There is also a healthy following pack of people who are very likely to rise to even greater prominence, and/or who already exercise significant power in a niche area. What is more, our Bubbling Under list shows the main ranking has a very healthy pool from which to draw.

This feeling of familiarity is, HSJ should hasten to add, a good thing.

In the 10 years HSJ has produced this annual powerlist, a cohort of global majority figures has established themselves at the top of the NHS and related organisations. No longer is our list dominated by campaigners and activists – essential though their roles remain. Instead, many of them command budgets of hundreds of millions, and workforces in their thousands.

The list’s maturity should be seen as a clear advance which can be set against the service’s continued struggles with racial discrimination.

The power and influence contained within the list are underlined by a new innovation for 2024 – the Alumni list. This features those figures whose contributions lie mainly – though in some cases, not entirely – in the past.

With the list so chock full of big figures, the new entrants are even more interesting and significant. Five stand out.

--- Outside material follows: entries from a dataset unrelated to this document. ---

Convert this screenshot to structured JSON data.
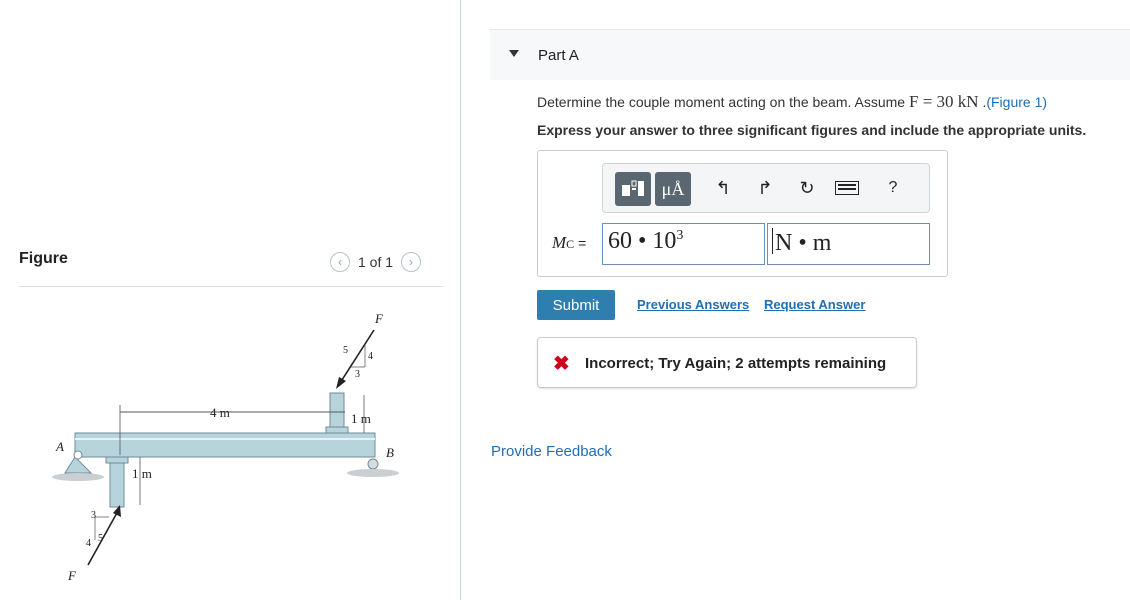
{
  "figure_panel": {
    "title": "Figure",
    "pager_text": "1 of 1",
    "prev_icon": "chevron-left-icon",
    "next_icon": "chevron-right-icon",
    "labels": {
      "force_top": "F",
      "force_bottom": "F",
      "top_slope_hyp": "5",
      "top_slope_rise": "4",
      "top_slope_run": "3",
      "bottom_slope_hyp": "5",
      "bottom_slope_rise": "4",
      "bottom_slope_run": "3",
      "span_length": "4 m",
      "top_arm": "1 m",
      "bottom_arm": "1 m",
      "support_a": "A",
      "support_b": "B"
    }
  },
  "part": {
    "title": "Part A",
    "caret_icon": "caret-down-icon"
  },
  "question": {
    "text_before": "Determine the couple moment acting on the beam. Assume ",
    "math": "F = 30 kN",
    "text_between": " .",
    "figure_link": "(Figure 1)",
    "instruction": "Express your answer to three significant figures and include the appropriate units."
  },
  "answer": {
    "label_main": "M",
    "label_sub": "C",
    "label_eq": " =",
    "value_mantissa": "60",
    "value_dot": " • ",
    "value_base": "10",
    "value_exp": "3",
    "unit": "N • m",
    "toolbar": {
      "template_icon": "template-icon",
      "units_label": "μÅ",
      "undo_icon": "undo-icon",
      "redo_icon": "redo-icon",
      "reset_icon": "reset-icon",
      "keyboard_icon": "keyboard-icon",
      "help_label": "?"
    }
  },
  "actions": {
    "submit": "Submit",
    "previous_answers": "Previous Answers",
    "request_answer": "Request Answer"
  },
  "feedback": {
    "status": "Incorrect; Try Again; 2 attempts remaining",
    "icon": "x-icon",
    "color": "#d0021b"
  },
  "footer": {
    "provide_feedback": "Provide Feedback"
  },
  "colors": {
    "accent": "#2e7fb0",
    "link": "#1f6fb5",
    "beam": "#b7d3dc"
  }
}
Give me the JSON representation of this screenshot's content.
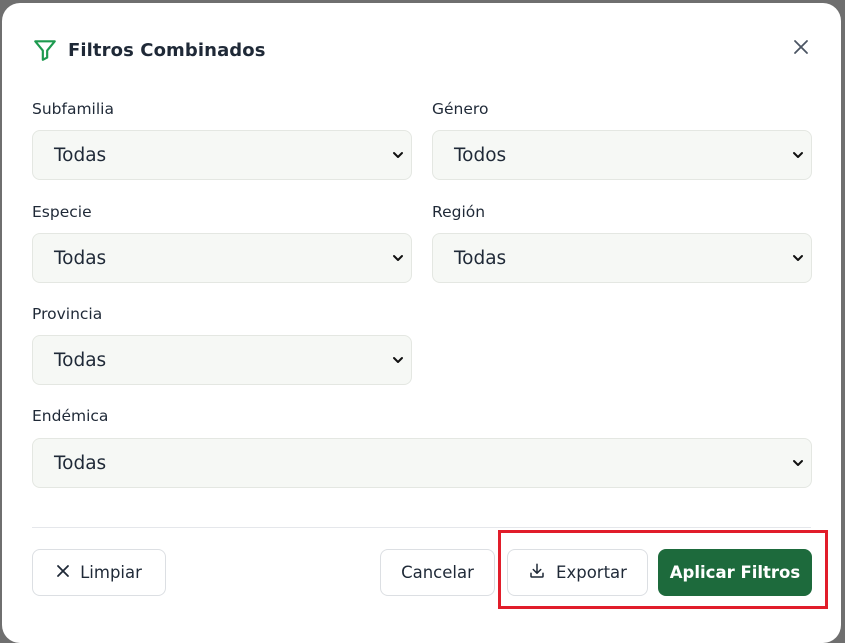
{
  "dialog": {
    "title": "Filtros Combinados",
    "icon": "filter-icon",
    "accent_color": "#1d6a3c"
  },
  "fields": {
    "subfamilia": {
      "label": "Subfamilia",
      "value": "Todas"
    },
    "genero": {
      "label": "Género",
      "value": "Todos"
    },
    "especie": {
      "label": "Especie",
      "value": "Todas"
    },
    "region": {
      "label": "Región",
      "value": "Todas"
    },
    "provincia": {
      "label": "Provincia",
      "value": "Todas"
    },
    "endemica": {
      "label": "Endémica",
      "value": "Todas"
    }
  },
  "footer": {
    "clear_label": "Limpiar",
    "cancel_label": "Cancelar",
    "export_label": "Exportar",
    "apply_label": "Aplicar Filtros",
    "highlight_color": "#e11d2a"
  }
}
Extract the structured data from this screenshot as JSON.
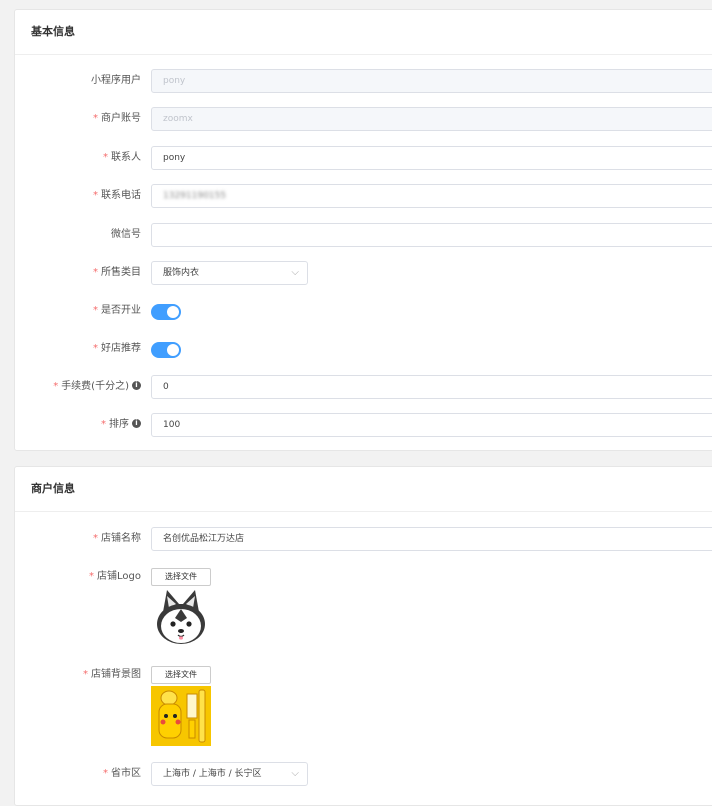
{
  "basic": {
    "title": "基本信息",
    "fields": {
      "miniprogram_user": {
        "label": "小程序用户",
        "value": "pony",
        "required": false
      },
      "merchant_account": {
        "label": "商户账号",
        "value": "zoomx",
        "required": true
      },
      "contact": {
        "label": "联系人",
        "value": "pony",
        "required": true
      },
      "phone": {
        "label": "联系电话",
        "value": "13291190155",
        "required": true
      },
      "wechat": {
        "label": "微信号",
        "value": "",
        "required": false
      },
      "category": {
        "label": "所售类目",
        "value": "服饰内衣",
        "required": true
      },
      "is_open": {
        "label": "是否开业",
        "on": true,
        "required": true
      },
      "recommended": {
        "label": "好店推荐",
        "on": true,
        "required": true
      },
      "fee": {
        "label": "手续费(千分之)",
        "value": "0",
        "required": true
      },
      "sort": {
        "label": "排序",
        "value": "100",
        "required": true
      }
    }
  },
  "merchant": {
    "title": "商户信息",
    "fields": {
      "store_name": {
        "label": "店铺名称",
        "value": "名创优品松江万达店",
        "required": true
      },
      "store_logo": {
        "label": "店铺Logo",
        "button": "选择文件",
        "required": true
      },
      "store_bg": {
        "label": "店铺背景图",
        "button": "选择文件",
        "required": true
      },
      "region": {
        "label": "省市区",
        "value": "上海市 / 上海市 / 长宁区",
        "required": true
      }
    }
  },
  "colors": {
    "accent": "#409eff",
    "required": "#f56c6c"
  },
  "icons": {
    "info": "info-icon",
    "dropdown": "chevron-down-icon"
  }
}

Jason Wong has arguably just taken on the toughest job in the NHS – that of the country’s chief dental officer. The sector’s access challenges would try the most experienced of leaders, and Dr Wong has wicked funding and workforce issues to face as well.

Almost as difficult, though in a very different way, is the task ahead of NHS England director of communications Sam Haq. When the government’s official line is that the NHS is “broken”, painting a positive picture of NHSE’s efforts is both difficult and sometimes unwelcomed by the service’s new political masters.

Two local leaders included in the list find themselves in very interesting positions. North West Ambulance Service Trust deputy chief executive Salman Desai has recently been appointed interim CEO, having just seen his boss declare he is off to seek his fortune overseas. Meanwhile, University Hospitals of Birmingham Foundation Trust medical director Kiran Patel is being championed as the man who will transform the toxic clinical culture left behind by the former CEO (and medical director) at one of the service’s bellwether providers.

The fifth new entrant is better described as a re-entrant. Last year’s judges felt Lord Ara Darzi’s star was waning. A change of government has made that call look poor. The former Labour minister has just delivered a significant review of the NHS, as he did in the first decade of this century.